The chronic anaemia of thalassaemic patients can have detrimental effects on the fetus by affecting placental gas exchange24. In our cases despite maintenance of a high haemoglobin level, intrauterine growth retardation occurred in two. Fetal biophysical profile twice a week starting from the 30th week was performed in all pregnancies. Although this may seem excessive, it was performed in order to detect early signs of placental insufficiency. The high reported incidence of this complication and the fact that the chance of a future pregnancy in these patients is uncertain, led to close observation for fetal assessment and maternal reassurance. All seven women were delivered by elective caesarean section at 37–38 weeks. Similar high rates of caesarean section have been mentioned in previous studies. However, all of the latter were performed for obstetric reasons8,10. Labor with a haemoglobin level below 10 g/dl can lead to significant maternal morbidity or even mortality. Our policy was to maintain the haemoglobin level above 10 g/dl throughout pregnancy and to deliver the patients under the best possible haematological condition. Thalassaemic patients in addition have small stature and cephalopelvic disproportion during labor. Emergency caesarean section is very common8,25. Therefore, in view of the low chance of spontaneous vaginal delivery, and because some of the fetuses were small for gestational age, elective caesarean section was performed near term to avoid fetal distress during labor. A planned caesarean section has also the advantage of readily available checked blood for a possible transfusion. Although this policy is not generally applied, it was accepted in our Unit as a safe way to manage these pregnancies. Vaginal delivery would be preferable for women with thrombocytopenia, in order to avoid bleeding during, or after the operation26.

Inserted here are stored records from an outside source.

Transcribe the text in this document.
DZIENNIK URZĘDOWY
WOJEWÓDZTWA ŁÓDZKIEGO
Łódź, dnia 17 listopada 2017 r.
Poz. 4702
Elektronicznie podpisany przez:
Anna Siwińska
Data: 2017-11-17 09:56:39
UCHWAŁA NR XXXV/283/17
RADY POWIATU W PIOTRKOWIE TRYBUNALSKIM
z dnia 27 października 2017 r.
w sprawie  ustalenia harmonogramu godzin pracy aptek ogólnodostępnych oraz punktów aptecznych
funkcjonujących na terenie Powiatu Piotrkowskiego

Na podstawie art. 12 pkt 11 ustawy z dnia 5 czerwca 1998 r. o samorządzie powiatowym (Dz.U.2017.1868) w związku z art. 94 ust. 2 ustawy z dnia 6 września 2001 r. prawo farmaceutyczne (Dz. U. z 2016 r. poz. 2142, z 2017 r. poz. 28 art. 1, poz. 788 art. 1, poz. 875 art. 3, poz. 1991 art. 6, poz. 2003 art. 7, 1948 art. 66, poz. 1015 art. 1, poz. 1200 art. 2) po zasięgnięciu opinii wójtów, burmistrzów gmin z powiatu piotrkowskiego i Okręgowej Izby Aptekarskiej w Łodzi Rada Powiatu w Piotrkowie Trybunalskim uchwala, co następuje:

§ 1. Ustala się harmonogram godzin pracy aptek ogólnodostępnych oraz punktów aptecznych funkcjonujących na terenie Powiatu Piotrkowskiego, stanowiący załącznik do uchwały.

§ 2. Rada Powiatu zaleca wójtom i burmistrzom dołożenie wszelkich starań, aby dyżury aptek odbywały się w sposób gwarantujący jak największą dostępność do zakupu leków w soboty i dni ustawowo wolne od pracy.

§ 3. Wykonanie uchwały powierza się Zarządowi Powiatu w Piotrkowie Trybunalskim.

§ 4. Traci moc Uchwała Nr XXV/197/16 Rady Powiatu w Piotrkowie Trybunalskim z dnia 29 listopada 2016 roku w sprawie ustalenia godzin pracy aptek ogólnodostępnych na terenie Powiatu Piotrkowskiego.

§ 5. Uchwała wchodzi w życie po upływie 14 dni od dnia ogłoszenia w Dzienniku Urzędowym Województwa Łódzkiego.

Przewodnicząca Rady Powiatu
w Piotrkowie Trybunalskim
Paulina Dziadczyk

Associated with intensive transfusions, splenectomy and deferrioxamine usage pregnancy in women with homozygous beta thalassaemia major is possible. Many women who have been on this therapy from their early life are now in their reproductive age. Pregnancy in these patients requires close monitoring and careful treatment with frequent blood transfusions and folate supplementation. This management can prevent fetal hypoxia and can lead to a successful pregnancy outcome.